Essentially, then, this book is concerned with a complex condition of feeling—concerned, that is, not with what is serious but with what it means to take things seriously. So the book does not aim to provide a full and reasoned roster of things that we should take seriously, what Samuel Beckett (1977, 125) sardonically calls “life, death and other tuppenny aches,” but rather to convene a number of what seem to be prominent accents, occasions, or idioms of seriousness. Even were I minded to offer a guarantee that they form an exhaustive list, or are even the most prominent of ways of being serious, it would be reckless of me to do so.

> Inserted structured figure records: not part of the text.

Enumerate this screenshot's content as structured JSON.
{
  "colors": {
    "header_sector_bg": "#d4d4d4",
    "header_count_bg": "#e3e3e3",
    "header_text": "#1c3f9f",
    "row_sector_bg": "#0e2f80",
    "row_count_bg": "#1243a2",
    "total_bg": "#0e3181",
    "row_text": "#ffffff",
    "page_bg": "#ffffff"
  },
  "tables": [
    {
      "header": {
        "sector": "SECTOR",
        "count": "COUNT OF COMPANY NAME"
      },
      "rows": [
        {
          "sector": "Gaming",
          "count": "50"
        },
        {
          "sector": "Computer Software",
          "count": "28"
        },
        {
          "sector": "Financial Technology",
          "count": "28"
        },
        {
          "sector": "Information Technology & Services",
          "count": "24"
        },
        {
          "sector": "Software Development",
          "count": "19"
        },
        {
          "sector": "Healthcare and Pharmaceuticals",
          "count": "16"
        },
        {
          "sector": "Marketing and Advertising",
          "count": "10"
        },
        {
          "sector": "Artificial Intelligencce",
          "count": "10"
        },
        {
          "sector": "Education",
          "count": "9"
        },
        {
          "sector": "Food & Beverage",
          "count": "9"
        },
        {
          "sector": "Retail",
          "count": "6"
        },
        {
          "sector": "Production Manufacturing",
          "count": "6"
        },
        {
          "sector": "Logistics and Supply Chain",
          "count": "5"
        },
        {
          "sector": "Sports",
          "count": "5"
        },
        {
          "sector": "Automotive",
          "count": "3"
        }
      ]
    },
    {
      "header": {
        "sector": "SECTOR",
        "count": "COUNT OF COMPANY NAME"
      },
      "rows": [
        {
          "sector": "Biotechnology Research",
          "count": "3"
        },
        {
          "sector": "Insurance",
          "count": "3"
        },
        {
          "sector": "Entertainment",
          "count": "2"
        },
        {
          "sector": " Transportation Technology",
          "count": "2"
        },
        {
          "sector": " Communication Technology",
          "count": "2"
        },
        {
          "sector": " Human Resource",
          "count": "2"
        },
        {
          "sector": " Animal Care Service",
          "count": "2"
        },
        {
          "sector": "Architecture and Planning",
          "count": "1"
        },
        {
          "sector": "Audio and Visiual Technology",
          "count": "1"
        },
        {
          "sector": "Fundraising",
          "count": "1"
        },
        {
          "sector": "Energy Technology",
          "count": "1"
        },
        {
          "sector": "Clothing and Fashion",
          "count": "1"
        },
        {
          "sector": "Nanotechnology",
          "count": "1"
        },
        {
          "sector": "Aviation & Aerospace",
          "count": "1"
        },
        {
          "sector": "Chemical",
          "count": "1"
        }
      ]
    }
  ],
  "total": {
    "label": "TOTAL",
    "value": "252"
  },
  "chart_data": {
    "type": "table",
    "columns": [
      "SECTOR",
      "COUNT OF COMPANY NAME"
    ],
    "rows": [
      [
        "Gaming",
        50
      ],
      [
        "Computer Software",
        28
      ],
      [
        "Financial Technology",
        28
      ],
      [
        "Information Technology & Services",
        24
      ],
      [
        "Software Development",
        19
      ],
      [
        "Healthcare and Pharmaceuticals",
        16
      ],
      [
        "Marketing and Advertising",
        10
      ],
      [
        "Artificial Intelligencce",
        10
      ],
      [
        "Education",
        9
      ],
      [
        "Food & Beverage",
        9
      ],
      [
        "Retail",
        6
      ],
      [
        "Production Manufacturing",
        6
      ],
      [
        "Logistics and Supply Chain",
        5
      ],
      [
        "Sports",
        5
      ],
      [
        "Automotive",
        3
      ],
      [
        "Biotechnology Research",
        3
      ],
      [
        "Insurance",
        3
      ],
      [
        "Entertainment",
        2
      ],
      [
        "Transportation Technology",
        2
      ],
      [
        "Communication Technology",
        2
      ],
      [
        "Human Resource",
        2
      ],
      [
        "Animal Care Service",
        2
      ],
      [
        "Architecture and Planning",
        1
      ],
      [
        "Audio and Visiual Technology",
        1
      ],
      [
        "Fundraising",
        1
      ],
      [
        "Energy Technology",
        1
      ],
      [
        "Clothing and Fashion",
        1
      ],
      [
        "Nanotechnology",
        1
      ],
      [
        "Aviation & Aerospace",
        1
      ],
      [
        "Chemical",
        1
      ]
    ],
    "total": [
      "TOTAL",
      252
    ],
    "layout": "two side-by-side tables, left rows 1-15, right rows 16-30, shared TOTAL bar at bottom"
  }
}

The book revolves, in ragged and irregular kinds of orbit, around the central principle that the feeling of seriousness is the most powerful and most powerfully organizing of feelings, while also being the most poignantly indeterminate. Caring for our cares means that we want to be serious about things, especially about seriousness itself. And yet there is no qualia of seriousness, nothing that it is like, to feel the seriousness of something. By this I mean, as one always must when making this kind of proposition, something like the antic opposite. Because there is nothing that it is like to feel serious (nothing that seriousness unmistakably and immemorially is), we are forced to depend on things that seriousness is like (things that seem to us to have a convincing resemblance to seriousness)—that is, on semblances, stand-ins, enactments, makeshifts, supposings, proxime accessits. Seriousness is the puppet-play demanded by the deepest passion—unless it is the impassioning of that puppetry.